The first is the maternal aspect she brings to her business. Chefs know
that they can trust her and she, in turn, seems to look on them rather
like her extended family who may survive without her advice but not
quite so well. When talking about one chef about to set up a fish and
chip shop where they will fry the fish in olive oil (supplied by her
company, naturally) as they do in Spain, she did refer to him as ’a
very nice boy’. And she has just placed two of Jamie Oliver’s trainee
chefs in the kitchens of El Portalon in Marbella for an immersion in
Spanish cooking.
Since becoming an important part of the business, James has acquired
a more commercial perspective. “We look at those who supply the small
restaurants and delicatessens in Spain and only deal with family-owned,
artisanal companies. The key is that they must be family-owned rather
than their size. If we are talking to the owner of a company we can
persuade them occasionally to adapt one of their products to suit
British chefs but you cannot do that if you have to deal with an export
manager.”
Recommendations from chefs and suppliers in Spain have taken Sayell
to places she didn’t think possible seven years ago. “I've been into
the kitchens of Goldman Sachs, Credit Suisse and Diageo to show them
how to cook tortilla properly. And an introduction to a small family
ceramic business, where father and son make and mother and daughter
decorate, led to us importing a wide range of ceramics. One particular
round dish goes to Rowley Leigh for the fish pies in the fish shop next
to Kensington Place while another, with three divisions, goes to
a cinema that wants to sell food but not have the intrusion of noisy
wrapping paper.”
But the biggest surprise has been the popularity of the Serrano ham
and suckling pigs she imports from Avila with Britain’s Chinese chefs
(although Sayell is quick to point out that correctly they should be
called sucking pigs as it is the mother who suckles). “They can no
longer import meat directly from China because of the health scares so
they buy our Serrano hams and use the meat for dim sum and the fat and
bones for stock. And every Chinese celebration seems to call for a
suckling pig. I took our supplier (whose brand is, incidentally,
called Porky Avila) to one Chinese restaurant last week which had just
ordered thirty pigs and he was so thrilled.”

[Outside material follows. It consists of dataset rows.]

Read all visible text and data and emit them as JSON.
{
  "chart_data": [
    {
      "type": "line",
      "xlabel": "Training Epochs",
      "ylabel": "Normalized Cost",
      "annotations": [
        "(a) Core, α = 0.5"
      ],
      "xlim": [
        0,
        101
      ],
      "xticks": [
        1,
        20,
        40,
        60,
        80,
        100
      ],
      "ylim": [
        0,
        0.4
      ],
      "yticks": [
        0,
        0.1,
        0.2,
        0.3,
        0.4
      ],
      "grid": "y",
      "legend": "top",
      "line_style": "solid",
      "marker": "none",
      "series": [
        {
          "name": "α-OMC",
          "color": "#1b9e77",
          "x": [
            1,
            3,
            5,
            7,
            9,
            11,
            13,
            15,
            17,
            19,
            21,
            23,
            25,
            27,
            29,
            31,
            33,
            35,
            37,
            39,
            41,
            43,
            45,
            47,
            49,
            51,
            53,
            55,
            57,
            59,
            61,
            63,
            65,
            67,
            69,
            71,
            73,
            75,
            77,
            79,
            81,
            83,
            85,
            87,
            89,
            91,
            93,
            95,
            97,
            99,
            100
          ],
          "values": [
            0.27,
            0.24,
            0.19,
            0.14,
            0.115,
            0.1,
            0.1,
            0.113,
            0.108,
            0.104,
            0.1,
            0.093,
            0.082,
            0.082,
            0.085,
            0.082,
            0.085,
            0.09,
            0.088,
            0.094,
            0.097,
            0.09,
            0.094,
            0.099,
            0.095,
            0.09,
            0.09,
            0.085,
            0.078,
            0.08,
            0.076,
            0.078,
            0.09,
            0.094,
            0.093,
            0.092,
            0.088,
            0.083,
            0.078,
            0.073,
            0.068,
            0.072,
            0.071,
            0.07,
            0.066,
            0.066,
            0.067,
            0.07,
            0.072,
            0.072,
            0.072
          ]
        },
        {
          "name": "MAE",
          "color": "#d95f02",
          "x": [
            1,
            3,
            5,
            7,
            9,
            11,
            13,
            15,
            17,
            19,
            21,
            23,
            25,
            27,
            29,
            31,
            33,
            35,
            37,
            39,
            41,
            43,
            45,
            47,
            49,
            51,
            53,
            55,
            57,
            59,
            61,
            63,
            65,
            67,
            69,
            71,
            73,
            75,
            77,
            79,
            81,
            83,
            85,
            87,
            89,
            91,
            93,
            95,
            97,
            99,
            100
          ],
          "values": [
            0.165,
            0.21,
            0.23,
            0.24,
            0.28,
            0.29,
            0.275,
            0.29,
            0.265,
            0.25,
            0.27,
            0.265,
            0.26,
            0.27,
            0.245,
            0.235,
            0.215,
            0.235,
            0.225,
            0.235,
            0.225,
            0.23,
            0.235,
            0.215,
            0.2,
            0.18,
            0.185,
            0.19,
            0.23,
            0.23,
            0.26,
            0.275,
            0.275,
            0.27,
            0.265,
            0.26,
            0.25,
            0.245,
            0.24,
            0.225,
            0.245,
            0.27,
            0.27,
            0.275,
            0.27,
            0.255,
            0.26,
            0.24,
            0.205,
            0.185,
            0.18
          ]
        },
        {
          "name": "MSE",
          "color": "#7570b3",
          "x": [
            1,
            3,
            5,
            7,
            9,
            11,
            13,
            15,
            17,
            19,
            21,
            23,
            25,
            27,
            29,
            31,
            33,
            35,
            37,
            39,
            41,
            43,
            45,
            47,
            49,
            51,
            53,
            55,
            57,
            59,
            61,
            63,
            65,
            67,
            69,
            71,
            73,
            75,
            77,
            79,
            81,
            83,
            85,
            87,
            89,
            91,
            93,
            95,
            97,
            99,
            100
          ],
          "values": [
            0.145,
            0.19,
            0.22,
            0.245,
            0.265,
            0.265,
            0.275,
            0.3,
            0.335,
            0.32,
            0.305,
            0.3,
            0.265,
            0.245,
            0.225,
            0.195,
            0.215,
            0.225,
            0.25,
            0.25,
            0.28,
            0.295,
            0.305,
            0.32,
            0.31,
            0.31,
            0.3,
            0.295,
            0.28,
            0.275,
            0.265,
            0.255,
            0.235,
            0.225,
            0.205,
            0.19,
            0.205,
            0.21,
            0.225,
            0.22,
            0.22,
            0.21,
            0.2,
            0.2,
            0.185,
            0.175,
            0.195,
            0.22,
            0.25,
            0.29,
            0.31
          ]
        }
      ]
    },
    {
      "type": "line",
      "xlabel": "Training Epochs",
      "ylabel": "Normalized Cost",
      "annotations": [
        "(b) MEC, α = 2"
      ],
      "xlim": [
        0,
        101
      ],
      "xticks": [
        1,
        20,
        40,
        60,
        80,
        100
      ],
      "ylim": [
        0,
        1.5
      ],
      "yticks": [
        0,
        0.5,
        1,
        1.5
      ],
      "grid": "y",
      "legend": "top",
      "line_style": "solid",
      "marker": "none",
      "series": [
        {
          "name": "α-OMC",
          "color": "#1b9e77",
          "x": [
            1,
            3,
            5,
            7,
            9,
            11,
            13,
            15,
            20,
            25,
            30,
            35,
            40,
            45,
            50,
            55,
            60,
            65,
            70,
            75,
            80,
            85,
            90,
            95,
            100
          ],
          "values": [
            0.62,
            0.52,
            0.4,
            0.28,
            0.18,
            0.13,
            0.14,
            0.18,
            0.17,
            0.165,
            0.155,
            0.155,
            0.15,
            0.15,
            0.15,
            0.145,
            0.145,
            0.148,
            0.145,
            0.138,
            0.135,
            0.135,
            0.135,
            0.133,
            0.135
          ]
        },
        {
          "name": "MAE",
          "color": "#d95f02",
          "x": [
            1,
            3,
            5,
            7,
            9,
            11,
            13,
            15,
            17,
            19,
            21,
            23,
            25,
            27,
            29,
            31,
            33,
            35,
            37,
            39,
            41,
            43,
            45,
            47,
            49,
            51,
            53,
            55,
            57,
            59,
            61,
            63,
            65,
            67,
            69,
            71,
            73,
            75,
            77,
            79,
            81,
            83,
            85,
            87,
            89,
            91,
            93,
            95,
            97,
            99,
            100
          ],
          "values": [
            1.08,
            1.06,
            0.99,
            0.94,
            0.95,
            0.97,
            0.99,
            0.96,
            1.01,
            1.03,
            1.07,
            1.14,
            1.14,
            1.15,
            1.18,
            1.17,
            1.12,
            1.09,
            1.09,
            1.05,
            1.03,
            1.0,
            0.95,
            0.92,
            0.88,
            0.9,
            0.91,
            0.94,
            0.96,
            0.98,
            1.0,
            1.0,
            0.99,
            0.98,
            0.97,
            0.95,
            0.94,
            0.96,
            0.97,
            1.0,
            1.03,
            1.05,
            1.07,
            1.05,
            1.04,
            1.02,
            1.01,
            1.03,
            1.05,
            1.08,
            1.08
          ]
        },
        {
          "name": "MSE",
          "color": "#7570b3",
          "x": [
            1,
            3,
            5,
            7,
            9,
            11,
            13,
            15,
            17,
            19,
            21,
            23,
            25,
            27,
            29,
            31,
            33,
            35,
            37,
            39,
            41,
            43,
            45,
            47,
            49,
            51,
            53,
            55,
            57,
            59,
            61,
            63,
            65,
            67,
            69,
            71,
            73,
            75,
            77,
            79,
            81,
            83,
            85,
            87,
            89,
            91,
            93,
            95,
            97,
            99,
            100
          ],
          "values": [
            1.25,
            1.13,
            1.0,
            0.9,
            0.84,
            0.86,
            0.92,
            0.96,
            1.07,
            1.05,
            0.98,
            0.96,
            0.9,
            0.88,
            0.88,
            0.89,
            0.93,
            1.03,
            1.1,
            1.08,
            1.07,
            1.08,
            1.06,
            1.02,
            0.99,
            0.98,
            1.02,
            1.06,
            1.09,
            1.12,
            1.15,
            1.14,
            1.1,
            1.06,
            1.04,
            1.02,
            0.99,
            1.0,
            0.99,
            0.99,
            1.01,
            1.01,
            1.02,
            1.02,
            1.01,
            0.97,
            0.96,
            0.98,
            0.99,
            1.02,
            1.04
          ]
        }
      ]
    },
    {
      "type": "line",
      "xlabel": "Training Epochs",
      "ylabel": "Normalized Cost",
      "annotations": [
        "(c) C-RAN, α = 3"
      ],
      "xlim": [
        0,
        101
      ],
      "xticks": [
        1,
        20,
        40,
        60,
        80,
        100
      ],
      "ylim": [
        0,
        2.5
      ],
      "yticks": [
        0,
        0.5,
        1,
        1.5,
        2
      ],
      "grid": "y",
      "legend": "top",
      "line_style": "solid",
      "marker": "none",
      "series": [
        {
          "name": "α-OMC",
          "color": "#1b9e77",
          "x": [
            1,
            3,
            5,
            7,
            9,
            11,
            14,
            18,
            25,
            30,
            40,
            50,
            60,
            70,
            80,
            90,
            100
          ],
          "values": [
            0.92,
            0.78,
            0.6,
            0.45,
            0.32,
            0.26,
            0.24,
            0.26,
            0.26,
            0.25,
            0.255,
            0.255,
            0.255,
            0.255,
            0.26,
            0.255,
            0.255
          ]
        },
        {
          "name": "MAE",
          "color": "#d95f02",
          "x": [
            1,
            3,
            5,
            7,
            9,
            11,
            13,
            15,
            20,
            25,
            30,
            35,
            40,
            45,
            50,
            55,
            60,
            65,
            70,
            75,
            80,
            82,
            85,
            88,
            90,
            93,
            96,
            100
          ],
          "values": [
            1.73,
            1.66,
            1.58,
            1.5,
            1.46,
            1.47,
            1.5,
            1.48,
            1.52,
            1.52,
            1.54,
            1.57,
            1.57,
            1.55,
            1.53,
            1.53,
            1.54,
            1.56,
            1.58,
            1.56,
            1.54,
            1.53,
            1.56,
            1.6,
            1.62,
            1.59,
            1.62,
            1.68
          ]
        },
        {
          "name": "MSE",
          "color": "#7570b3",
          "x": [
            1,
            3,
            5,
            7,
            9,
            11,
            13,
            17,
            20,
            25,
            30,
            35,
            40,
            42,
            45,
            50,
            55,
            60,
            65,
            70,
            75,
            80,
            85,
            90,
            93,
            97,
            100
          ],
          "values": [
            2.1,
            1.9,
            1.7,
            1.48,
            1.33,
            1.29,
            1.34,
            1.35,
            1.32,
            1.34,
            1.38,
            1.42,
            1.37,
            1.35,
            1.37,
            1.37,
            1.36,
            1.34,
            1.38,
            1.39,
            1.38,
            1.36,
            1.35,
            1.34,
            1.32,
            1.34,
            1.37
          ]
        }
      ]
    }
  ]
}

The pleasure that acting as suppliers to British chefs has given the
Sayell family is obvious from their enthusiasm not just for what they
are currently offering but for the new range of unsmoked Jamón Ibérico,
to be grilled or roasted like beef or lamb, which has impressed the
chefs they have shown it to and will be appearing on British menus in
the autumn.
Wendy Sayell’s cool, dark Victorian warehouse is a long way from the
initial sun-drenched beach café in Torremolinos where her passion for
food began. But anyone who appreciates the strong, distinctive flavours
of Spanish ingredients, whether on restaurant or gastro-pub menus,
should be grateful she made the move.